Monday, October 17, 2016

Chicago (Kathryn Rydberg)

      I stayed with my mother's cousin's family in Chicago for some time and established somewhat of a routine. In the mornings I would minimize the burden of my presence by doing household tasks in their small apartment. I did not enjoy this activity and always looked forward to my mid-day walk around their neighborhood as a relief from monotony.
      My relatives lived in a neighborhood that used to be composed mostly of Swedish immigrants, but it was fairly nondescript in 1951. One aspect of the neighborhood's history had persisted: only white-looking people lived there. I probably wouldn't have taken any notice of this fact at the time (coming from a shockingly homogenous town in the first place) except that my daily walks took me past the Twelfth Street Station.
      The station was always crowded with black families and their belongings arriving from the South.
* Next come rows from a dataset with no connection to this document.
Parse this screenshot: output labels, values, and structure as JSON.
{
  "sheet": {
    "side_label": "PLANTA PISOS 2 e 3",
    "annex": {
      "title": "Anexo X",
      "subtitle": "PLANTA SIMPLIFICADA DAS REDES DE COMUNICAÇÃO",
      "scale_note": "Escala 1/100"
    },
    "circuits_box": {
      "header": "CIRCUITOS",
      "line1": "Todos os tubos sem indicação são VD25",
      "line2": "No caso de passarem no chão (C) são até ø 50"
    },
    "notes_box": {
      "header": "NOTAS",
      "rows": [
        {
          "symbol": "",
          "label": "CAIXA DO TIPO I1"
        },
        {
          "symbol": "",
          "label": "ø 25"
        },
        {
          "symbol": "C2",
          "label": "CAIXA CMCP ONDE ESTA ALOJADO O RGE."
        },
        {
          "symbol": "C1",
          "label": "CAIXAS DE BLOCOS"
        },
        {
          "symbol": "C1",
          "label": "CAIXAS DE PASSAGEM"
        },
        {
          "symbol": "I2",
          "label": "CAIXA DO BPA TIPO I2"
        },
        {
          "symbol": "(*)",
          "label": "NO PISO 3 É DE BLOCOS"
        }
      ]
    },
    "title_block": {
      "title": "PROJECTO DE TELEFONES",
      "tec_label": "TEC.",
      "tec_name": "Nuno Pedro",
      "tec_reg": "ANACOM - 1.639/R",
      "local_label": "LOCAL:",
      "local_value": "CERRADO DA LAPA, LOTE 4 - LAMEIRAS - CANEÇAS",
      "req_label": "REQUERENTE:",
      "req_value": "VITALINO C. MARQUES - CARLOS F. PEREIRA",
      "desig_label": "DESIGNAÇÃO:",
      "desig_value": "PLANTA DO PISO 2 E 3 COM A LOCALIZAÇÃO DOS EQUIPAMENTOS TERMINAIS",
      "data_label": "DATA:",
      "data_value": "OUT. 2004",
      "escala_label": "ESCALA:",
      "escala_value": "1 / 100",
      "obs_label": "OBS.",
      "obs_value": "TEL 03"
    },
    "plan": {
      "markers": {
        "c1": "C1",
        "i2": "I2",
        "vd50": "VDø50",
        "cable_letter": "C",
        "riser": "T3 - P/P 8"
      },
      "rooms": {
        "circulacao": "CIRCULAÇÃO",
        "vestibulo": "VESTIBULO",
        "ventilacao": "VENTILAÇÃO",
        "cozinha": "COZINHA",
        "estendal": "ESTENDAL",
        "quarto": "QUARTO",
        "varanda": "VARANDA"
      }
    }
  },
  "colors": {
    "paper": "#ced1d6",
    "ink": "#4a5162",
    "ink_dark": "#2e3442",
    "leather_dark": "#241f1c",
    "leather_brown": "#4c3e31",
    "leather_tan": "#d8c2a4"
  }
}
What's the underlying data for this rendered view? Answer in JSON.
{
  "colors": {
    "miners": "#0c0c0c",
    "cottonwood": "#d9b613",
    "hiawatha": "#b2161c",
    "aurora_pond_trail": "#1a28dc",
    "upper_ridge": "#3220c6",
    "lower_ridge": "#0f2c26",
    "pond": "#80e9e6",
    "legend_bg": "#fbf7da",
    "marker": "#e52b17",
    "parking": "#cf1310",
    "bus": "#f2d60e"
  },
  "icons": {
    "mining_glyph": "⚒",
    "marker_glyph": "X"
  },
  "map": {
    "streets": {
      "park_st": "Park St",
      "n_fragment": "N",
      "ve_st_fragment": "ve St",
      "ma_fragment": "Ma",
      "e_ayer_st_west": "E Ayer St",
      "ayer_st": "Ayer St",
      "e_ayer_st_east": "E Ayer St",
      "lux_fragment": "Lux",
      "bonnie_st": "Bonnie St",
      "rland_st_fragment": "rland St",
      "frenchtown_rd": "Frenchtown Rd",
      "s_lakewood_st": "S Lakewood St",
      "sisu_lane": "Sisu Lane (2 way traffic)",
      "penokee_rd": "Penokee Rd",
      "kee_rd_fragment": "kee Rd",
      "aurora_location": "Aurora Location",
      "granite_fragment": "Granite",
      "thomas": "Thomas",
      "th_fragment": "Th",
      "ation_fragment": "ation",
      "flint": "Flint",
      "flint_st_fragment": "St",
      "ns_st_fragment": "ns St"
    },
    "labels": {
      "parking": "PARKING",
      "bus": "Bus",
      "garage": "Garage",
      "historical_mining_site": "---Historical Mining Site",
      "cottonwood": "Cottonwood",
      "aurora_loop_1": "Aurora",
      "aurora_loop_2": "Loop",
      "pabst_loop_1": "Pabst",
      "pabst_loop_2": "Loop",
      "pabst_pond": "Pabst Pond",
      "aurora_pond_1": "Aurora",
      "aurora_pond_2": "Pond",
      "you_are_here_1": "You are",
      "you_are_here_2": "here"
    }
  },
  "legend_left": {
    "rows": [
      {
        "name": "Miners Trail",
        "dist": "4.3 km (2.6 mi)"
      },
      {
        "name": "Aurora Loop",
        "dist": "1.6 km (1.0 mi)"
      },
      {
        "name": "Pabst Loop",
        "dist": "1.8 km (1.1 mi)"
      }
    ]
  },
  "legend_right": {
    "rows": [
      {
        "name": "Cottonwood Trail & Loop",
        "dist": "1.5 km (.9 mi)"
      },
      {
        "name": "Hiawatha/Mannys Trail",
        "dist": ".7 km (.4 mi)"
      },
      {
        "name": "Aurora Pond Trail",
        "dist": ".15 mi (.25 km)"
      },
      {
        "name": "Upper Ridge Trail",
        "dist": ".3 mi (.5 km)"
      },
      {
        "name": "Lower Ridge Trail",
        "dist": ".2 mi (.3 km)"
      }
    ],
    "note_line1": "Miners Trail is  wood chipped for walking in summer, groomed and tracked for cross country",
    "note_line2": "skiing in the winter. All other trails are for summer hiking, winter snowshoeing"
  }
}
When I walked past it (and stood, sometimes, and watched) I could see them emerging from the station. At the time I did not consider myself privileged to have the opportunity to observe so many people's first entrance into a city that they would make their homes. In fact, at the time I only had the faintest of understandings of what those people were thinking and feeling. I attributed the looks of confusion, apprehension, and almost wild hope that I could sometimes discern on their faces as a reaction to their first taste of the biting cold of the Chicago winter. I had not traveled much at that point, but I knew it was hotter down South.
     Looking back, I realize that even after I did travel extensively, giving into the urge to go that may have motivated some of these travelers, I probably still could not completely grasp the experience of someone who travels out of fear rather than joy.